O pai era muito grato a Macau, conta. “Dizia que era um português de Macau e que isso lhe deu todas as oportunidades que teve na vida. Dizia que tudo o que tinha devia a Macau.”

Carlos sempre teve um grande orgulho no pai. “Sinto-me muito orgulhoso porque ele se considerava português. Quando foi convidado para participar na redacção da Lei Básica, o meu pai insistiu em pedir autorização ao então presidente da República de Portugal. Antes de tudo, era português de Macau.”

Grande parte do actual capítulo sobre as liberdades e garantias da Lei Básica foi feito pela mão de Carlos d’Assumpção. Trabalhou nisso, já doente.

 

Um cavalheiro

Tal é a admiração que a investigadora Celina Veiga de Oliveira tem por Carlos d’Assumpção que está prestes a publicar a sua biografia. Quando se mudou para Macau para dar aulas no liceu, em 1980, já tinha ouvido falar do jurista e político várias vezes em Portugal. “Falaram-me que era um excelente advogado, grande aluno em Coimbra e presidente da AL. Não demorou muito para nos encontrarmos.”

E as expectativas foram mais do que superadas. “Era uma figura que se destacava, culto, bem educado, elegante, afável para as pessoas e disponível para ajudar os outros”, recorda.

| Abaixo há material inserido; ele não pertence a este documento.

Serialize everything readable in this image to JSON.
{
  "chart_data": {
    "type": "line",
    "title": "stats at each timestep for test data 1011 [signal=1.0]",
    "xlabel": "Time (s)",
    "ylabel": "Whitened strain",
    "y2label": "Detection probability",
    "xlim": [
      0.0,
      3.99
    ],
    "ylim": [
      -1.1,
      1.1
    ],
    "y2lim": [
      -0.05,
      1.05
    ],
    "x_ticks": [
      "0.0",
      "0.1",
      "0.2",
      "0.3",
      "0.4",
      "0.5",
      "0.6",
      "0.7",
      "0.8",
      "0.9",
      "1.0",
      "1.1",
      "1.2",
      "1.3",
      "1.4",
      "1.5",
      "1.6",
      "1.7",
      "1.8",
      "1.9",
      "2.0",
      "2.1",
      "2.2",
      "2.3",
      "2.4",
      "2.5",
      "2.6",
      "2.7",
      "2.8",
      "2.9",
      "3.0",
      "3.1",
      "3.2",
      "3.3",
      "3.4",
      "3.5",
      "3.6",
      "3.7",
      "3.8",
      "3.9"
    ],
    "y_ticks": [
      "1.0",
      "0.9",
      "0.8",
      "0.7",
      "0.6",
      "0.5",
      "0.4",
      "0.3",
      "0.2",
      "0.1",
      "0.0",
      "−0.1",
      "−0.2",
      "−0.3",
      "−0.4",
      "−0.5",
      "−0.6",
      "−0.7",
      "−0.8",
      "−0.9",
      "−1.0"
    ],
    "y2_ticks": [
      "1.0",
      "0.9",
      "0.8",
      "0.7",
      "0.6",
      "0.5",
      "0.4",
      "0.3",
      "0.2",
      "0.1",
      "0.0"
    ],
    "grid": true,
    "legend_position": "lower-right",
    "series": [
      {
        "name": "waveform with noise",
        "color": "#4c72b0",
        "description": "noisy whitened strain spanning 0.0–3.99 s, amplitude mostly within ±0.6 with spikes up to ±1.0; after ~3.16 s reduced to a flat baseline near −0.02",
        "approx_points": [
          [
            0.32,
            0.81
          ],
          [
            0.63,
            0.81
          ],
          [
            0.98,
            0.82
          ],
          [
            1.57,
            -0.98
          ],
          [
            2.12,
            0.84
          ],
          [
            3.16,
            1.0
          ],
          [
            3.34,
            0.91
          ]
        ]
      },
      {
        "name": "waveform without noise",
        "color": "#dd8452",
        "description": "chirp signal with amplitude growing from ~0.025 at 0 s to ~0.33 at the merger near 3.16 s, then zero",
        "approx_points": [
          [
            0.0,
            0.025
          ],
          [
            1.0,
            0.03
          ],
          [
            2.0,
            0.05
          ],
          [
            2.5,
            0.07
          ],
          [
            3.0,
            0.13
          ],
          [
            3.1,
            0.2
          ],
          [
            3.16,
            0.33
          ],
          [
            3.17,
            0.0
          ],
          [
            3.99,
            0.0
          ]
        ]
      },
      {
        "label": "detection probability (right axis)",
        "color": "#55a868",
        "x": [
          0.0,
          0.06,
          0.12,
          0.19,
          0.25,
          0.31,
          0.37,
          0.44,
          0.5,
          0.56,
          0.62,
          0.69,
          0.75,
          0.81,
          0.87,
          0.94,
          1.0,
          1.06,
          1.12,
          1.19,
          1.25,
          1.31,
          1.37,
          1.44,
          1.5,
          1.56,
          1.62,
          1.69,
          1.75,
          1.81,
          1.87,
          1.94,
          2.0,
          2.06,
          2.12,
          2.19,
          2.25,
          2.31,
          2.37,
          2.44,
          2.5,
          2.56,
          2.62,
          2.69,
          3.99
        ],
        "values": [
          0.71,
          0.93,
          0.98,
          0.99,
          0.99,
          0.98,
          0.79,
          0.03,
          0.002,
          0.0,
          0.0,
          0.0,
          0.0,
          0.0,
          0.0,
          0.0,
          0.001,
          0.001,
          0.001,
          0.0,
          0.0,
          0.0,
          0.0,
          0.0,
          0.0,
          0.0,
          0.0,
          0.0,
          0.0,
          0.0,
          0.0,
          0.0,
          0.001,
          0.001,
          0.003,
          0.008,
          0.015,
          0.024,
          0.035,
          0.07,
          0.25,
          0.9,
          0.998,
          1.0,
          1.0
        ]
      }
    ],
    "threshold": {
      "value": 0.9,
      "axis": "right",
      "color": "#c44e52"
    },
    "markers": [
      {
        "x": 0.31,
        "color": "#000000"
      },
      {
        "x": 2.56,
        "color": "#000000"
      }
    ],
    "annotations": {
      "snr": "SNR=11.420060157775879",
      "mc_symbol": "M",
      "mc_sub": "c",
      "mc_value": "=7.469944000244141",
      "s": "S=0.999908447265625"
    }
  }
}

Era ao mesmo tempo discreto. Um verdadeiro cavalheiro. “Não tinha muita vontade de protagonismo, mas tinha um carisma muito forte que toda a gente respeitava. Era um português com um toque britânico. Muito ponderado, tudo o que dizia era com um enorme bom senso, muitíssimo sensato e inteligente.”

A investigadora destaca o facto de Carlos d’Assumpção ter sido sempre eleito deputado pela via directa, o que lhe conferia “muita legitimidade”. Na obra Um Homem de Valor, Celina Veiga de Oliveira presta-lhe homenagem. A fotobiografia deverá ser lançada até ao fim deste ano.

“Tinha uma postura de líder”, acrescenta Anabela Ritchie. Era, no fundo, uma personalidade ímpar. “Ainda hoje penso, se ele continuasse vivo, o que é que faria em determinados momentos, mesmo depois da transição para a China”, diz Leonel Alves. “Costuma-se dizer que ninguém é insubstituível. Neste caso concreto, a substituição é extremamente difícil.”